キアゲハ通信No.040-「鶴ハ千年 亀ハ萬年 我れハ天年」
2014.07.23 更新
「鶴ハ千年 亀ハ萬年 我れハ天年」
院長 西田 善彦
「鶴ハ千年 亀ハ萬年 我れハ天年」,これは江戸時代後期の有名な禅僧である仙厓義梵という人の墨絵に添えられた言葉です.仙厓さんは1750年に美濃の国の貧しい家の三男として生まれ,間引きに合うところを危うくお寺に拾われてお坊さんになり,厳しい修行の末,臨済宗の高僧の1人となりました.しかしその後,願った寺の住職になれずに挫折して,雲水として修行をし直して39歳の時に博多に下り,栄西の開いた聖福寺の住職となり,庶民の中に生きるお坊さんになったといわれております.軽妙洒脱でユーモアに富み,人気があり西の一休さんともいわれる存在であったそうです.逸話として黒田藩藩主の斉清公が大切にしていた菊の花を誤って切られ,怒りの余り家来に切腹を命じたところ,仙厓さんに「菊の花と人の命とどちらが大切か」と一喝され,自分の非を恥じたという話などが残っています.

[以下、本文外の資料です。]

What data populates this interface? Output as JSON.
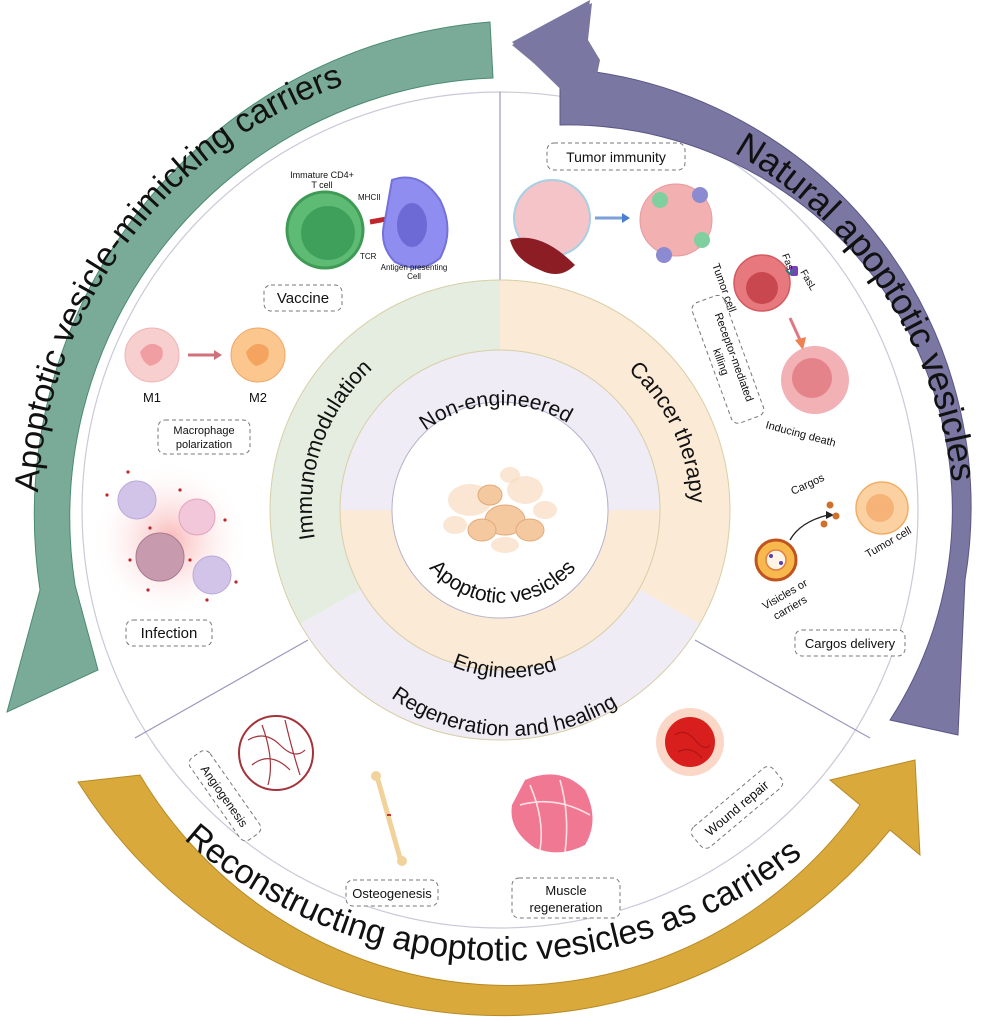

仙厓さんは1837年の10月7日に当時としては驚異的な87歳で亡くなったのですが,その臨終に際して弟子たちに遺訓をせがまれ,「死にともない,死にともない」と言ったそうです.それを聞き弟子たちはこの期に及んで何て未練がましいことを言うとたいそう落胆したようですが,仙厓さんの冒頭の言葉の意味を考えるとこの遺訓の本当の意味は,もっと奥深く味わい深いものではないかと思います.天年すなわち人間は天から与えられた命を全うすることが大切であり,たとえ老人となって腰が曲がり手が振えても,あるいは目が見えづらく耳が遠くなったとしても,いくつになっても年を重ねることは喜ばしいことであると仙厓さんは言っているのではないでしょうか.
私も早速,パクって詠みました.「鶴は千年 亀は萬年 我れは天然」.さあ皆様,一度限りの人生です.自分の寿命がいつまであるか誰も分かりませんが,だからこそ悔いが残らないよう自分らしく精一杯生きてゆきましょう.